Ne me laissant pas abattre, je continue mon approche et tente quelques baisers dans le cou. Elle sourit à peine mais ne me montre aucun intérêt sexuel.

Je suis persuadé qu'elle utilise l'oeuvre de Céline pour faire durer un peu plus ce qu'on s'est acquit comme indispensable le soir venu. Je n'ai plus beaucoup de mots pour lui démontrer mon exaspération, alors je fais la technique du garçon de dix ans qui boude ; je vous l'ai dit, mon estime de soi est morte et enterrée.

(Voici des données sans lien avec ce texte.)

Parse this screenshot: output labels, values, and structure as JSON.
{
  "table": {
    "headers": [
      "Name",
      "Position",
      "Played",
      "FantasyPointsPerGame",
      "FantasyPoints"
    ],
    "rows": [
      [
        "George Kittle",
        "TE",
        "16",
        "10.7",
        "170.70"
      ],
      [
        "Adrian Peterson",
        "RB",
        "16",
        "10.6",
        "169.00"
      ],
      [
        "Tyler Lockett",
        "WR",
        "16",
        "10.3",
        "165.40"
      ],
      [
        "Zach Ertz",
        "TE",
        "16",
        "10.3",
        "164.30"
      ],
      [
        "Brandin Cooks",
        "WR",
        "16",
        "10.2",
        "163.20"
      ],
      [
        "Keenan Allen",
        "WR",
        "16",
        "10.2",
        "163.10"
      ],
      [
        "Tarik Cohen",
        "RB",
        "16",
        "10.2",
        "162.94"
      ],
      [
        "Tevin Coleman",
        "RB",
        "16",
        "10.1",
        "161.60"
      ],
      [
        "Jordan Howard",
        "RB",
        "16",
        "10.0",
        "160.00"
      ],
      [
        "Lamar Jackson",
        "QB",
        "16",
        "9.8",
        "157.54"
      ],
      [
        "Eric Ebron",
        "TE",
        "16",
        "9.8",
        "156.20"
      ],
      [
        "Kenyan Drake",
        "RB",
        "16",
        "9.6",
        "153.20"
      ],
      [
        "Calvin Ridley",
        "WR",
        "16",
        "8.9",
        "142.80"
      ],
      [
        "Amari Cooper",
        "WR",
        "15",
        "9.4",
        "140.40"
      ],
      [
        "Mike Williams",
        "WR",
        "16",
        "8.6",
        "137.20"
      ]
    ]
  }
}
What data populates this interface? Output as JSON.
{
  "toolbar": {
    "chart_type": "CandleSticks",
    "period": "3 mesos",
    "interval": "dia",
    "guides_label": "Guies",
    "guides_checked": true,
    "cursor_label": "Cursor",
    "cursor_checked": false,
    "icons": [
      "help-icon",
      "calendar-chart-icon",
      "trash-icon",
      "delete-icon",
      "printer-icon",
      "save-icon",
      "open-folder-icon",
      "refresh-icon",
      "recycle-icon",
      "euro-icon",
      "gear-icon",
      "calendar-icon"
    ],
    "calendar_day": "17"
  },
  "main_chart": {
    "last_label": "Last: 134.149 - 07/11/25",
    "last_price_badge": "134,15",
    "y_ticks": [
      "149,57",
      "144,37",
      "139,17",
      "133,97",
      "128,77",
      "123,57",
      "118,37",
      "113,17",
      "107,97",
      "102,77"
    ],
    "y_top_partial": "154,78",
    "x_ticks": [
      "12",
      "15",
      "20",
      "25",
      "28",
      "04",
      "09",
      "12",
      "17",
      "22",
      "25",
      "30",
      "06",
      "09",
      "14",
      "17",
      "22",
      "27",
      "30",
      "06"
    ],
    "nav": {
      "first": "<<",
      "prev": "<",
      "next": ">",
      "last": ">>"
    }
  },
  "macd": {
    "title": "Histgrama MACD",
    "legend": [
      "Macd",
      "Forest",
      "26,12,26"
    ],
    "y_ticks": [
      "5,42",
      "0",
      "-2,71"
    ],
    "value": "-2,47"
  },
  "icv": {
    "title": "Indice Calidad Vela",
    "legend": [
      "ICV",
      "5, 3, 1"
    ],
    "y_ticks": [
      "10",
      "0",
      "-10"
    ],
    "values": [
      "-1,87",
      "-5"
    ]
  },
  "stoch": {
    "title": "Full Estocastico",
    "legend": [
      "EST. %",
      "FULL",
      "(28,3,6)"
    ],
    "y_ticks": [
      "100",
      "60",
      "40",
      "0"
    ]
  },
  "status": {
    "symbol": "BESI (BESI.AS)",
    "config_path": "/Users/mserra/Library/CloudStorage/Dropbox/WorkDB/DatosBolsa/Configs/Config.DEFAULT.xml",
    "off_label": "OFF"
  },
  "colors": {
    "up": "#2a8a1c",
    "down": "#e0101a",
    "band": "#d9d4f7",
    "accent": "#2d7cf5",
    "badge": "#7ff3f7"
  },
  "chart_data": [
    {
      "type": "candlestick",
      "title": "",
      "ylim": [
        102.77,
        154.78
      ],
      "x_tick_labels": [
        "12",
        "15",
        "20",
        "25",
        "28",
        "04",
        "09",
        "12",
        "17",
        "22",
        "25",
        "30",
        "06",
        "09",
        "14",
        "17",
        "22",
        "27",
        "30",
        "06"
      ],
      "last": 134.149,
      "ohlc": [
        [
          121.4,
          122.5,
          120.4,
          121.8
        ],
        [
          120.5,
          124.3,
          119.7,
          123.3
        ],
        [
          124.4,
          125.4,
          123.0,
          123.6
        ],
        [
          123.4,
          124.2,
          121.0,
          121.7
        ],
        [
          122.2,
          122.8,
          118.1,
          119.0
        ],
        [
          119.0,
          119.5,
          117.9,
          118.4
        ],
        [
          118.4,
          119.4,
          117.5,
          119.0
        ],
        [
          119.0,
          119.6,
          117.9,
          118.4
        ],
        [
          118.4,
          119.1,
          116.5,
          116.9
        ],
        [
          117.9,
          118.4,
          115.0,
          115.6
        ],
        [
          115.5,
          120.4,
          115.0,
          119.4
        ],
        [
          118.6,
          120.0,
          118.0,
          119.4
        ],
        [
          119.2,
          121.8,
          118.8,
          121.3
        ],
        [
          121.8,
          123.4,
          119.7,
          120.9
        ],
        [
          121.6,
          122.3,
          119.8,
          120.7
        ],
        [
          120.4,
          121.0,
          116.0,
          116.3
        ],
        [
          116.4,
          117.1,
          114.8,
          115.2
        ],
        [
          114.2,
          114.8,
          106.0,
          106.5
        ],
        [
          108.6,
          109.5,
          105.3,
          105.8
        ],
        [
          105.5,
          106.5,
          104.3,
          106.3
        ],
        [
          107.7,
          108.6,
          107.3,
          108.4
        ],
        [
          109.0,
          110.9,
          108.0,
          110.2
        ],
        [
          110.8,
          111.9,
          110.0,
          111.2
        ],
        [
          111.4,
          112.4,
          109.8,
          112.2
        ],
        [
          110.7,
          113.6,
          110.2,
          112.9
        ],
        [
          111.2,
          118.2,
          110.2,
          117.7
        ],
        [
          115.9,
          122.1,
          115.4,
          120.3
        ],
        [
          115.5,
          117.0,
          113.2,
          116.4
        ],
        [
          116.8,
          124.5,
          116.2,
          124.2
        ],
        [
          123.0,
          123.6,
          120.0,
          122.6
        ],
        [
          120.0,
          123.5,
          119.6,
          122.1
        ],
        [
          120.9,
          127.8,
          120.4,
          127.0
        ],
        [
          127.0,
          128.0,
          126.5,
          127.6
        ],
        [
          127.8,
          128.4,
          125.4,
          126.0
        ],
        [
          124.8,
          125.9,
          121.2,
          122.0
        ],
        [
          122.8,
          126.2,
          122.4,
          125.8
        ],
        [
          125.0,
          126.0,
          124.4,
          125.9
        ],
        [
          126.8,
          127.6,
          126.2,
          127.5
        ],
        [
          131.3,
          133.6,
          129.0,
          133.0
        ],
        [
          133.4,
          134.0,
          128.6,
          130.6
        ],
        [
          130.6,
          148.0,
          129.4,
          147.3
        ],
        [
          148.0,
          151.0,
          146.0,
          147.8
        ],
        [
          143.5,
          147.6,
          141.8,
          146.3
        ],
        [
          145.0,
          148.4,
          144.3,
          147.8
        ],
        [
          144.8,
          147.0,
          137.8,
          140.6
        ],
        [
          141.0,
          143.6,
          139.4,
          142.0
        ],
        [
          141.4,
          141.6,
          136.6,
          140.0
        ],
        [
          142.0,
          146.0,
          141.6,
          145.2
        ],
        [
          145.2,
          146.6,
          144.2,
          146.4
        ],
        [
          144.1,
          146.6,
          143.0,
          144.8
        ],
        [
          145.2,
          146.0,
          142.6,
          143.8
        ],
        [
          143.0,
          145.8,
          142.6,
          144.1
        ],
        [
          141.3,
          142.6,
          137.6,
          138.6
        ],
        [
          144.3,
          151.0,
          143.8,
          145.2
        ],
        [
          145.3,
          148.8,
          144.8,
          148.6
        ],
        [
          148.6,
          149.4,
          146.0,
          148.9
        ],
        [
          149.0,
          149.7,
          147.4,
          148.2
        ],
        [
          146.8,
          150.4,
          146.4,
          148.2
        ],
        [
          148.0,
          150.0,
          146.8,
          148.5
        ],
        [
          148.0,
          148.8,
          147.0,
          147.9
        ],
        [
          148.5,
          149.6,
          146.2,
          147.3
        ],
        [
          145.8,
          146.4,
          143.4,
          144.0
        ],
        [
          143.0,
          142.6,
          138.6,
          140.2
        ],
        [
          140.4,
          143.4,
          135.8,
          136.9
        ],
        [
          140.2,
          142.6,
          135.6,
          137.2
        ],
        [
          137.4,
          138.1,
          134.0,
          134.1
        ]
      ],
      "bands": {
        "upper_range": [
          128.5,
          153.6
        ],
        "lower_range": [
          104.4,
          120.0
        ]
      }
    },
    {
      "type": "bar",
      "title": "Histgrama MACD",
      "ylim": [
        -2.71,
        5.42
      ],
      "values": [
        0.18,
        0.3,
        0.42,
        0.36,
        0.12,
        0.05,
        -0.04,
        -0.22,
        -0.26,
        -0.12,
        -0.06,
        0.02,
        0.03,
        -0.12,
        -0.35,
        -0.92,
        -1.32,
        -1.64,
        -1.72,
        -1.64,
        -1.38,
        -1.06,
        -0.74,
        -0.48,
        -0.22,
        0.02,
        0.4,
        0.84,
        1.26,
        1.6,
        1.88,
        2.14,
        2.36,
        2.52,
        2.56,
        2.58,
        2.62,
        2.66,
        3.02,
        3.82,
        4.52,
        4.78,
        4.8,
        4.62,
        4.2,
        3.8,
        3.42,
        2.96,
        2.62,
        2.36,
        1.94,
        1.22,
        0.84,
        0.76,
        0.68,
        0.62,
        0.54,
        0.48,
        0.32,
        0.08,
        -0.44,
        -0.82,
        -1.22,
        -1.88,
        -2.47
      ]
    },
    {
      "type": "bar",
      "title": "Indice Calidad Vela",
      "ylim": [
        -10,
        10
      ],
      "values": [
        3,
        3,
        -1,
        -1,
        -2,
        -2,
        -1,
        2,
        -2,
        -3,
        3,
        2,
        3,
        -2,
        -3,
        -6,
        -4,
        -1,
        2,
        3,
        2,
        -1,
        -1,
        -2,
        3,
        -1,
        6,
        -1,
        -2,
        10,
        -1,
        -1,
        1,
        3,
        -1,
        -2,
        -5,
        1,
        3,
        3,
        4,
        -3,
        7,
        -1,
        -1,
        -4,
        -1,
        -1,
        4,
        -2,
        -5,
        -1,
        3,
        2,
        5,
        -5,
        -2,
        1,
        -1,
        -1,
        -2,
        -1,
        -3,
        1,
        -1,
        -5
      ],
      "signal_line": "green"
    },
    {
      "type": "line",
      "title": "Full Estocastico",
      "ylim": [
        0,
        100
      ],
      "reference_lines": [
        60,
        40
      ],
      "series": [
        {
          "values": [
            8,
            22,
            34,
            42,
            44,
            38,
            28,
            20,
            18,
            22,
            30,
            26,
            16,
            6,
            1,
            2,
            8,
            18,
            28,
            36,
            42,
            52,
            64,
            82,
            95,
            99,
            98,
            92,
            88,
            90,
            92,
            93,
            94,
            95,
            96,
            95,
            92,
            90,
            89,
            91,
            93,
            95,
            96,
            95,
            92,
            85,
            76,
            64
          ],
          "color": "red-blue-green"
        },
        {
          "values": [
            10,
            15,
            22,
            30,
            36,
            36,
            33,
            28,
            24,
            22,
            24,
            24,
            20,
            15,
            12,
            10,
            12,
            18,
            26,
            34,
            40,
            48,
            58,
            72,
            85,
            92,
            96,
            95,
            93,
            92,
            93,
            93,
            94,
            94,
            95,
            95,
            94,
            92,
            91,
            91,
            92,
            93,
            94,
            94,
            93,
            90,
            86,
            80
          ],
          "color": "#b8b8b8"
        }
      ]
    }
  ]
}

Elle le remarque, daigne poser sa main sur ma cuisse mais ne dit mot et continue à dévorer le roman déprimant à la française.

Nous restons comme cela dix minutes durant et lorsque elle referme son monde, je décide d'y aller un peu plus franco. Je glisse ma main sur sa culotte et caresse le tissu qui cache, croyez-moi, le plus beau con qui m'ai été amené de voir.

- Pas ce soir Steven. J'ai eu une bonne journée, je suis fatiguée.

Je retente un baiser humide au creu de son cou. Elle me repousse gentiment. Je suis excité mon Dieu. Elle ne peut pas me refuser le seul moment de tendresse qu'elle daigne me donner lors de son retour du boulot ... Elle est si belle, sa peau si délicieuse ...

Je me penche pour aller embrasser son entre-jambe. Ma graisse colle au drap housse mais je me démène comme je peu pour aller là où je veux me diriger.

Clarisse m'arrête plus violemment, me regarde droit dans les yeux et après quelques secondes d'hésitation, prend un chouchou :

- Je te suce si tu veux mais j'ai la flemme de baiser ce soir.

J'aurai préféré dévoré ses lèvres mais je ne vais pas rechigner.

Elle se penche, enlève mon caleçon et frotte la peau flasque de ma bite qui n'a jamais été aussi petite depuis mes vingt kilos en trop.

Elle le prend dans sa bouche mais s'arrête aussitôt. Elle recommence l'action trois fois, puis elle me lance un regard bien plus noir que précédemment.

- Elle pue la clope ta queue.

Je digère l'information comme un vegan avale un morceau de steak. Elle m'a déjà reprochée de ne pas toujours la laver correctement, mais alors au point qu'elle sente la... Le grattage de couille ! J'ai pensé me décrasser les ongles avec une éponge toute neuve et du produit vaisselle mais j'avais zappé ce passage.

- Tu as fumé !

Certaines femmes auraient tout de suite cru qu'une concurrente accroc au tabac serait passée par là ultérieurement mais ce qui est bien quand on est une sous-merde et que notre petite amie le sait, c'est qu'il n'y a aucune chance pour que ça arrive.

Pour autant, bien qu'elle n'ai que senti la clope, c'est plutôt l'odeur du savon que je vais me prendre dans la gueule.

Elle s'apprête à hausser le ton mais se calme aussitôt.

- Je ne sais plus quoi te dire Steven.

Elle se retourne et une dizaine de minutes plus tard, alors que je fixe encore le mur vide de la chambre en face de moi, ses ronflements emplissent déjà la pièce.

Et moi je reste là, la queue à peine sortie de son slip. Comme une sacrée merde.